C. Considerando o depoimento das testemunhas C, D, E, F e G, maxime, nos excertos transcritos nesta alegação, ficou demonstrado o facto em causa. Consequentemente, a decisão do douto Tribunal a quo sobre a matéria de facto deve ser alterada e, nessa sequência, se julgado provado o artigo 3º da base instrutória.
D. O douto Tribunal a quo julgou não provado que Durante o ano de 2011, os custos de construção de fracções para comércio (em relação aos custos de 1995, época de início de construção do edifício das fracções), aumentaram em HKD849,00 por pé quadrado? (artigo 4º da base instrutória).
E. No entanto, o Recorrente entende, salvo o respeito devido, que o douto Tribunal a quo não valorou adequadamente a prova documental e testemunhal produzida em sede de audiência de discussão e julgamento quanto à matéria de facto em causa, cuja reapreciação ora se requer.
F. Considerando o depoimento das testemunhas C, D e G, maxime, nos excertos transcritos nesta alegação, bem como os Does. juntos aos autos pelo Recorrente em 16/06/2016, ficou demonstrado que, face ao muito elevado valor das acções da XX e ao desconhecimento de bens, designadamente imóveis, no património da Recorrida H, aquelas constituem o bem mais valioso no seu património. Consequentemente, a decisão do douto Tribunal a quo sobre a matéria de facto deve ser alterada e, nessa sequência, se julgado provado o artigo 2º da base instrutória.

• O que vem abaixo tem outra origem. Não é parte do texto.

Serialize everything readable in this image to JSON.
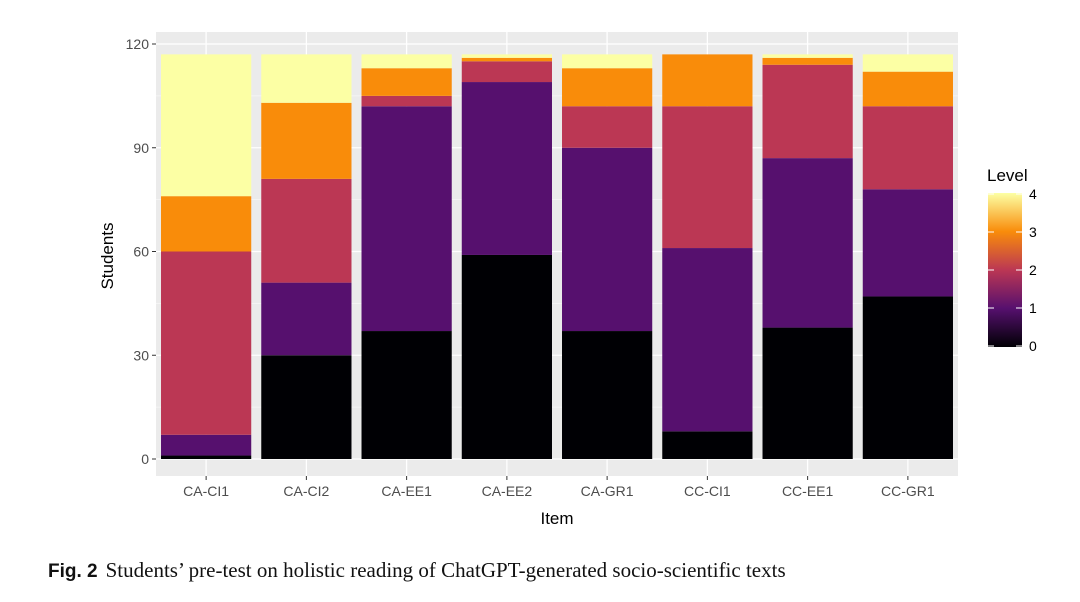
{
  "chart_data": {
    "type": "bar",
    "stacked": true,
    "xlabel": "Item",
    "ylabel": "Students",
    "ylim": [
      0,
      120
    ],
    "yticks": [
      0,
      30,
      60,
      90,
      120
    ],
    "categories": [
      "CA-CI1",
      "CA-CI2",
      "CA-EE1",
      "CA-EE2",
      "CA-GR1",
      "CC-CI1",
      "CC-EE1",
      "CC-GR1"
    ],
    "series": [
      {
        "level": 0,
        "color": "#000004",
        "values": [
          1,
          30,
          37,
          59,
          37,
          8,
          38,
          47
        ]
      },
      {
        "level": 1,
        "color": "#56106e",
        "values": [
          6,
          21,
          65,
          50,
          53,
          53,
          49,
          31
        ]
      },
      {
        "level": 2,
        "color": "#bb3754",
        "values": [
          53,
          30,
          3,
          6,
          12,
          41,
          27,
          24
        ]
      },
      {
        "level": 3,
        "color": "#f98c0a",
        "values": [
          16,
          22,
          8,
          1,
          11,
          15,
          2,
          10
        ]
      },
      {
        "level": 4,
        "color": "#fcffa4",
        "values": [
          41,
          14,
          4,
          1,
          4,
          0,
          1,
          5
        ]
      }
    ],
    "legend": {
      "title": "Level",
      "placement": "right",
      "type": "colorbar",
      "ticks": [
        "0",
        "1",
        "2",
        "3",
        "4"
      ],
      "colors": [
        "#000004",
        "#56106e",
        "#bb3754",
        "#f98c0a",
        "#fcffa4"
      ]
    },
    "grid": true,
    "background": "#ebebeb"
  },
  "caption": {
    "label": "Fig. 2",
    "text": "Students’ pre-test on holistic reading of ChatGPT-generated socio-scientific texts"
  }
}
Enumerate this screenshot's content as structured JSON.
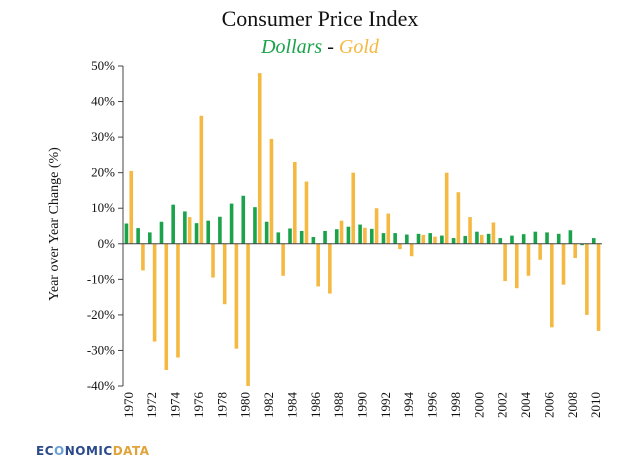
{
  "chart_data": {
    "type": "bar",
    "title": "Consumer Price Index",
    "subtitle": {
      "dollars": "Dollars",
      "separator": "-",
      "gold": "Gold"
    },
    "ylabel": "Year over Year Change (%)",
    "xlabel": "",
    "ylim": [
      -40,
      50
    ],
    "yticks": [
      50,
      40,
      30,
      20,
      10,
      0,
      -10,
      -20,
      -30,
      -40
    ],
    "ytick_labels": [
      "50%",
      "40%",
      "30%",
      "20%",
      "10%",
      "0%",
      "-10%",
      "-20%",
      "-30%",
      "-40%"
    ],
    "xtick_years": [
      "1970",
      "1972",
      "1974",
      "1976",
      "1978",
      "1980",
      "1982",
      "1984",
      "1986",
      "1988",
      "1990",
      "1992",
      "1994",
      "1996",
      "1998",
      "2000",
      "2002",
      "2004",
      "2006",
      "2008",
      "2010"
    ],
    "categories": [
      "1970",
      "1971",
      "1972",
      "1973",
      "1974",
      "1975",
      "1976",
      "1977",
      "1978",
      "1979",
      "1980",
      "1981",
      "1982",
      "1983",
      "1984",
      "1985",
      "1986",
      "1987",
      "1988",
      "1989",
      "1990",
      "1991",
      "1992",
      "1993",
      "1994",
      "1995",
      "1996",
      "1997",
      "1998",
      "1999",
      "2000",
      "2001",
      "2002",
      "2003",
      "2004",
      "2005",
      "2006",
      "2007",
      "2008",
      "2009",
      "2010"
    ],
    "series": [
      {
        "name": "Dollars",
        "color": "#1aa34a",
        "values": [
          5.7,
          4.4,
          3.2,
          6.2,
          11.0,
          9.1,
          5.8,
          6.5,
          7.6,
          11.3,
          13.5,
          10.3,
          6.2,
          3.2,
          4.3,
          3.6,
          1.9,
          3.6,
          4.1,
          4.8,
          5.4,
          4.2,
          3.0,
          3.0,
          2.6,
          2.8,
          3.0,
          2.3,
          1.6,
          2.2,
          3.4,
          2.8,
          1.6,
          2.3,
          2.7,
          3.4,
          3.2,
          2.8,
          3.8,
          -0.4,
          1.6
        ]
      },
      {
        "name": "Gold",
        "color": "#f5b942",
        "values": [
          20.5,
          -7.5,
          -27.5,
          -35.5,
          -32.0,
          7.5,
          36.0,
          -9.5,
          -17.0,
          -29.5,
          -40.0,
          48.0,
          29.5,
          -9.0,
          23.0,
          17.5,
          -12.0,
          -14.0,
          6.5,
          20.0,
          4.5,
          10.0,
          8.5,
          -1.5,
          -3.5,
          2.5,
          2.0,
          20.0,
          14.5,
          7.5,
          2.5,
          6.0,
          -10.5,
          -12.5,
          -9.0,
          -4.5,
          -23.5,
          -11.5,
          -4.0,
          -20.0,
          -24.5
        ]
      }
    ]
  },
  "logo": {
    "e": "EC",
    "o": "O",
    "nomic": "NOMIC",
    "data": "DATA"
  }
}
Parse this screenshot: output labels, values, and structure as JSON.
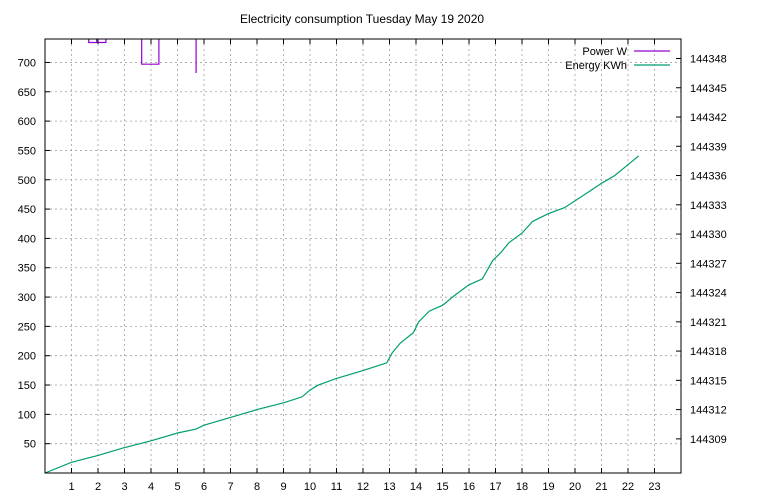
{
  "chart_data": {
    "type": "line",
    "title": "Electricity consumption Tuesday May 19 2020",
    "xlabel": "",
    "ylabel": "",
    "xlim": [
      0,
      24
    ],
    "ylim": [
      0,
      740
    ],
    "y2lim": [
      144305.5,
      144350
    ],
    "x_ticks": [
      1,
      2,
      3,
      4,
      5,
      6,
      7,
      8,
      9,
      10,
      11,
      12,
      13,
      14,
      15,
      16,
      17,
      18,
      19,
      20,
      21,
      22,
      23
    ],
    "y_ticks": [
      50,
      100,
      150,
      200,
      250,
      300,
      350,
      400,
      450,
      500,
      550,
      600,
      650,
      700
    ],
    "y2_ticks": [
      144309,
      144312,
      144315,
      144318,
      144321,
      144324,
      144327,
      144330,
      144333,
      144336,
      144339,
      144342,
      144345,
      144348
    ],
    "grid": true,
    "legend_position": "top-right",
    "series": [
      {
        "name": "Power W",
        "axis": "y",
        "style": "steps",
        "color": "#9400d3",
        "segments": [
          [
            [
              1.65,
              740
            ],
            [
              1.65,
              734
            ],
            [
              2.3,
              734
            ],
            [
              2.3,
              740
            ]
          ],
          [
            [
              1.95,
              734
            ],
            [
              1.95,
              740
            ]
          ],
          [
            [
              3.65,
              740
            ],
            [
              3.65,
              697
            ],
            [
              4.3,
              697
            ],
            [
              4.3,
              740
            ]
          ],
          [
            [
              5.7,
              740
            ],
            [
              5.7,
              682
            ]
          ]
        ]
      },
      {
        "name": "Energy KWh",
        "axis": "y2",
        "style": "line",
        "color": "#009e73",
        "x": [
          0,
          1,
          2,
          3,
          4,
          5,
          5.7,
          6,
          7,
          8,
          9,
          9.7,
          10,
          10.3,
          11,
          12,
          12.9,
          13.1,
          13.4,
          13.9,
          14.1,
          14.5,
          15,
          15.5,
          16,
          16.5,
          16.9,
          17.2,
          17.5,
          18,
          18.4,
          19,
          19.6,
          20,
          20.5,
          21,
          21.5,
          21.9,
          22.4
        ],
        "values": [
          144305.5,
          144306.6,
          144307.3,
          144308.1,
          144308.8,
          144309.6,
          144310,
          144310.4,
          144311.2,
          144312,
          144312.7,
          144313.3,
          144314,
          144314.5,
          144315.2,
          144316,
          144316.8,
          144317.8,
          144318.8,
          144319.9,
          144321,
          144322.1,
          144322.7,
          144323.8,
          144324.8,
          144325.4,
          144327.3,
          144328.1,
          144329.1,
          144330.1,
          144331.3,
          144332.1,
          144332.7,
          144333.4,
          144334.3,
          144335.2,
          144336,
          144336.9,
          144338
        ]
      }
    ]
  }
}
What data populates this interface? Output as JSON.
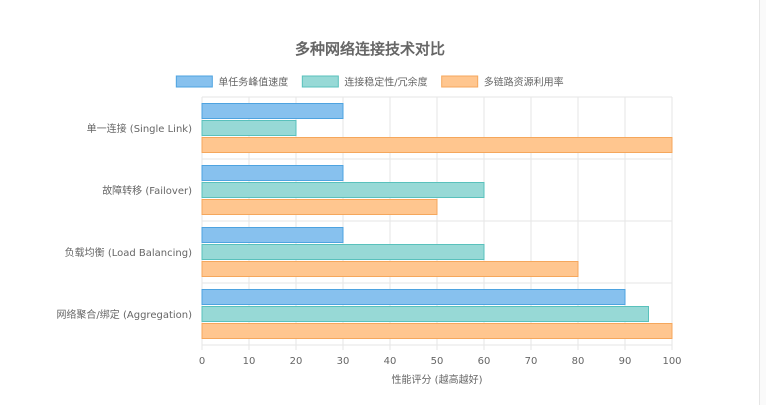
{
  "chart_data": {
    "type": "bar",
    "orientation": "horizontal",
    "title": "多种网络连接技术对比",
    "xlabel": "性能评分 (越高越好)",
    "ylabel": "",
    "xlim": [
      0,
      100
    ],
    "xticks": [
      0,
      10,
      20,
      30,
      40,
      50,
      60,
      70,
      80,
      90,
      100
    ],
    "grid": true,
    "legend_position": "top-center",
    "categories": [
      "单一连接 (Single Link)",
      "故障转移 (Failover)",
      "负载均衡 (Load Balancing)",
      "网络聚合/绑定 (Aggregation)"
    ],
    "series": [
      {
        "name": "单任务峰值速度",
        "values": [
          30,
          30,
          30,
          90
        ],
        "color": "#87c1ee",
        "border": "#4ea3e0"
      },
      {
        "name": "连接稳定性/冗余度",
        "values": [
          20,
          60,
          60,
          95
        ],
        "color": "#97d9d6",
        "border": "#59c1bc"
      },
      {
        "name": "多链路资源利用率",
        "values": [
          100,
          50,
          80,
          100
        ],
        "color": "#ffc68f",
        "border": "#f5a75c"
      }
    ]
  }
}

G. O pedido principal da Recorrida é a execução específica dos Contratos-Promessa, tendo a Recorrente alegado em sede excepção, na sua contestação, que tal não poderia proceder, desde logo, porque os Contratos-Promessa se encontram resolvidos. Como resulta da simples leitura dos Contratos-Promessa de fls. 60 a 71, designadamente a respectiva cláusula 2.2, as partes acordaram expressamente em atribuir à Recorrente o direito de não celebrar o contrato definitivo, fixando-se uma indemnização à Recorrida, com referência ao dobro do sinal pago.
H. E foi precisamente esse direito, potestativo, que a Recorrente exerceu em 22 de Maio de 2014, quando requereu a notificação judicial avulsa da Recorrida para, nos termos da aludida cláusula 2.2 e do n.º 1 do artigo 426.° do Código Civil, fazer operar a resolução dos Contratos-Promessa, tendo na mesma notificação disponibilizado à Recorrida as indemnizações que lhe são devidas pelas aludidas resoluções - facto assente G).
I. Face ao teor da cláusula 2.2. dos Contratos Promessa, a Recorrida não tem o direito de se opor àquela resolução, que é válida, nem o direito de requerer a execução específica dos Contratos-Promessa, na medida em que por um lado, os mesmos foram resolvidos, e, por outro, o direito à execução específica dos Contratos-Promessa foi expressamente afastado pelas partes. A aludida cláusula 2.2 constitui uma convenção que, por conferir direito de arrependimento à promitente-vendedora, a ora Recorrente, afasta o funcionamento da execução específica. Trata-se da "convenção em contrário" a que alude o artigo 820.° do CC.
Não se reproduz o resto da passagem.